I've only tried endian, pfsense, smoothwall, and ipcop.

IPCOP is the only one I could get everything I needed to work without bugs. Well, and endian too. But Ipcop has been my fav. so far.
 
We setup PFSense and Smoothwall in our networking class last year. PFSense took a lot of work to get it running, Smoothwall seemed pretty easy. I am no firewall expert though.
 
Smoothwall 3.0 w/a few mods FTW!

I have tried most of them, and keep coming back to smoothwall for various reasons and features.
 
Homebrew!

Ubuntu Linux 6.06 LTS Server Edition + Shorewall Firewall + dhcpd\bind\freeradius + OpenVPN.

I'd run an actual firewall distribution except in all except really pfSense, OpenVPN and FreeRADIUS support are crippled (lack of AD Authentication in FreeRADIUS and lack of out-of-the-box bridge support and multiple tunnels in OpenVPN).
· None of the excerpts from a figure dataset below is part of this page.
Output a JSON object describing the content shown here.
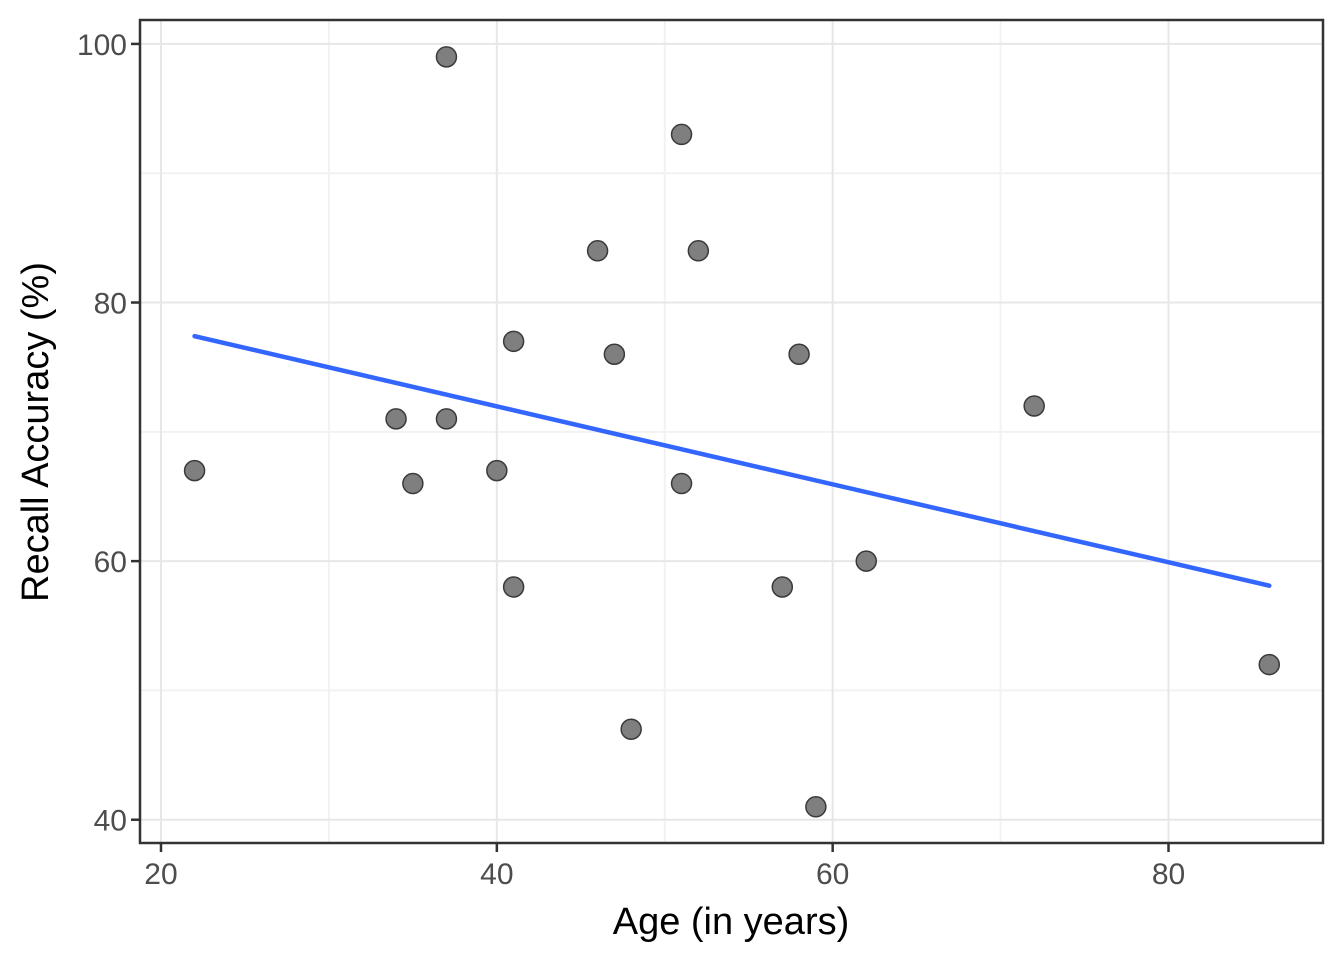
{
  "chart_data": {
    "type": "scatter",
    "title": "",
    "xlabel": "Age (in years)",
    "ylabel": "Recall Accuracy (%)",
    "x_ticks": [
      20,
      40,
      60,
      80
    ],
    "x_minor_ticks": [
      30,
      50,
      70
    ],
    "y_ticks": [
      40,
      60,
      80,
      100
    ],
    "y_minor_ticks": [
      50,
      70,
      90
    ],
    "xlim": [
      18.75,
      89.2
    ],
    "ylim": [
      38.2,
      101.85
    ],
    "grid": "major+minor",
    "legend": "none",
    "points": [
      [
        22,
        67
      ],
      [
        34,
        71
      ],
      [
        35,
        66
      ],
      [
        37,
        99
      ],
      [
        37,
        71
      ],
      [
        40,
        67
      ],
      [
        41,
        77
      ],
      [
        41,
        58
      ],
      [
        46,
        84
      ],
      [
        47,
        76
      ],
      [
        48,
        47
      ],
      [
        51,
        93
      ],
      [
        51,
        66
      ],
      [
        52,
        84
      ],
      [
        57,
        58
      ],
      [
        58,
        76
      ],
      [
        59,
        41
      ],
      [
        62,
        60
      ],
      [
        72,
        72
      ],
      [
        86,
        52
      ]
    ],
    "trend": {
      "type": "linear",
      "x_start": 22,
      "y_start": 77.4,
      "x_end": 86,
      "y_end": 58.1
    },
    "colors": {
      "background": "#ffffff",
      "panel_background": "#ffffff",
      "panel_border": "#333333",
      "grid_major": "#e7e7e7",
      "grid_minor": "#f2f2f2",
      "tick_mark": "#333333",
      "tick_label": "#4d4d4d",
      "axis_title": "#000000",
      "point_fill": "#7f7f7f",
      "point_stroke": "#3a3a3a",
      "trend_line": "#3366ff"
    }
  }
}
So I'm happy with what I've got setup now :D. Works fabulously.
 
<sarcasm>
My choice is ISA 2006 FTW!
</sarcasm>

At work we run a smoothie, at home I have an Endian Setup. For non-home use I would stay away from a homebrew setup. I would go with anything that has paid support so when your customer's setup is messed up and you can't figure out what's going on, tech support can save the day.
 
For non-home use I would stay away from a homebrew setup. I would go with anything that has paid support so when your customer's setup is messed up and you can't figure out what's going on, tech support can save the day.

Not really, Apache hosts most of the internet and i dont know of payed support for that.